Powerful images of China’s teeming multitudes, dating back to the time of Marco Polo, are scratched deeply on Western minds. The wandering Venetian found much to admire in Cathay’s ancient greatness, civilization and art, but it was the sheer number of Chinese that left him astounded. Skeptical contemporaries gave him the mocking title “Il Milione” for the frequency with which he used this superlative to describe the populations of China’s cities and provinces, the numbers of her civil functionaries, and the seemingly endless ranks of her men under arms.

But Marco Polo was, in this respect, a perfectly reliable witness. The world had never seen a more populous empire than the thirteenth-century Sung Dynasty of his acquaintance. It had a population of some 110 million occupying a continent-sized territory with a standing army of . . . a million. It dwarfed contemporaneous Western states, such as the England of Henry II, in every respect. Moreover, it had been in existence, in one dynastic guise or another, for over 1500 years. China’s population was already 60 million at the time of Christ and reached ever-greater peaks during later dynasties—80 million in the ninth-century Tang Dynasty, 110 million at the time of Marco Polo’s sojourn, 200 million in the sixteenth-century Ming, 425 million in the nineteenth-century Qing. Throughout these long centuries, China’s large population was rightly seen as an indispensable element of its national greatness and imperial power, both at home and abroad.

But there is another, darker Western perception of China’s population, dating back to the Mongol hordes of the non-Chinese Genghis Khan, which sees them “as a faceless, impenetrable, overwhelming mass, irresistible once loosed.” And a mass, it might be added, that was thought to be feverishly multiplying. If all of the Chinese people were formed up into a column five abreast, went a cocktail riddle popular in the 1920s, how long would it take the entire column to march past a fixed point? “Never!” was taken to be the correct answer. The column would turn out to be endless, because the Chinese would simply breed faster than they marched. Or so it was wrongly supposed. The image of China’s population as a “yellow peril” was brought vividly to life again in the 1950s, when a sea of Chinese flooded across the Yalu River into Korea, and “human wave” attacks were reported by American troops.

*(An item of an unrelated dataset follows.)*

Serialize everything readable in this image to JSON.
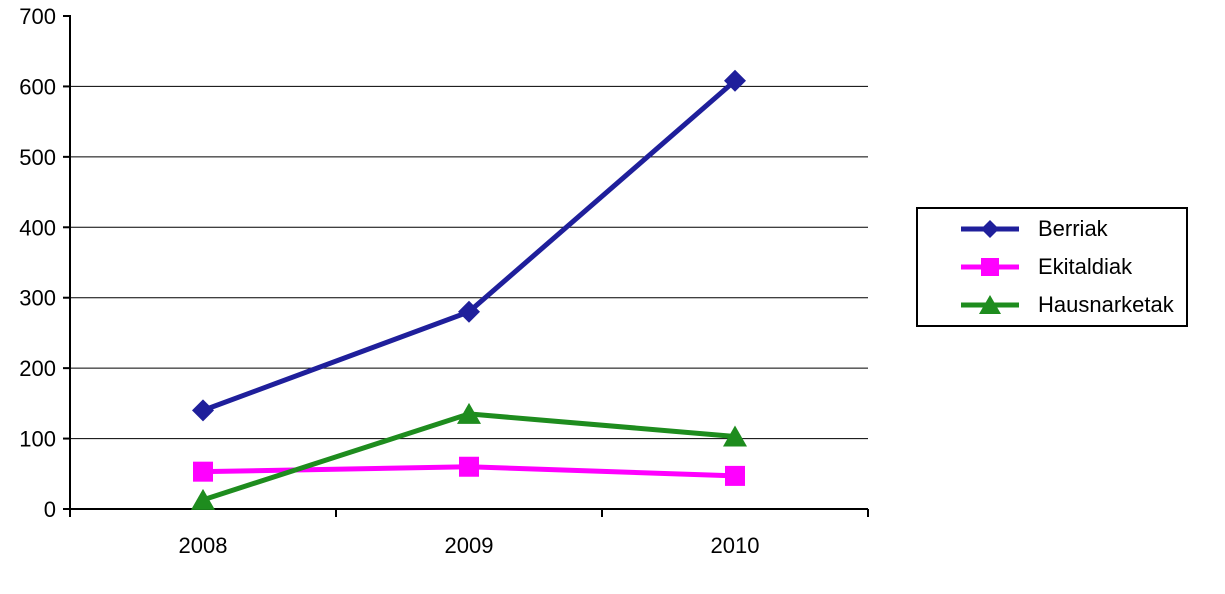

The lurid and hyperbolical reporting of China’s “overpopulation problem” over the past twenty years arises in part from these same dark fears—and further incites them. In the view of the new Malthusians, China was a boiling pressure cooker of people, who at any time could explode beyond her borders in a human flood of illegal immigration—or conquest.

Supporting China’s One-Child Policy.

The controllers welcomed China’s 1979 foray into population control with a mixture of euphoria and relief. Euphoria that the world’s most populous nation was last getting serious about its numbers. Relief because China would now dam up its seas of people before they could inundate the world. Not that they were content to stand idly by while the Beijing regime put the fix on one-fifth of humanity. No, they would roll up their sleeves and pitch in. They would help the design and implement a program that would turn China, everyone’s brutish infant of overpopulation, into a poster child of family planning. China would become a model for other countries. Depressing the birthrate in China—important in itself—would in this way help them to further depress birthrates worldwide. It would move the controllers at the United Nations Population Fund (UNFPA) and elsewhere that much closer to their global goal, as stated by UNFPA Executive Director Nafis Sadik, of “achieving the lowest level of population in the very shortest time.”

No one stopped to think about China’s abysmal human rights record. No one expressed concern that the Chinese government, in dictating how many children a couple might have, was violating parental rights. No one worried that, in enforcing the one-child policy, the government might resort to coercion, as it had done in past political campaigns. Everything—economic development, democracy and even human rights—would have to await the taming of her numbers.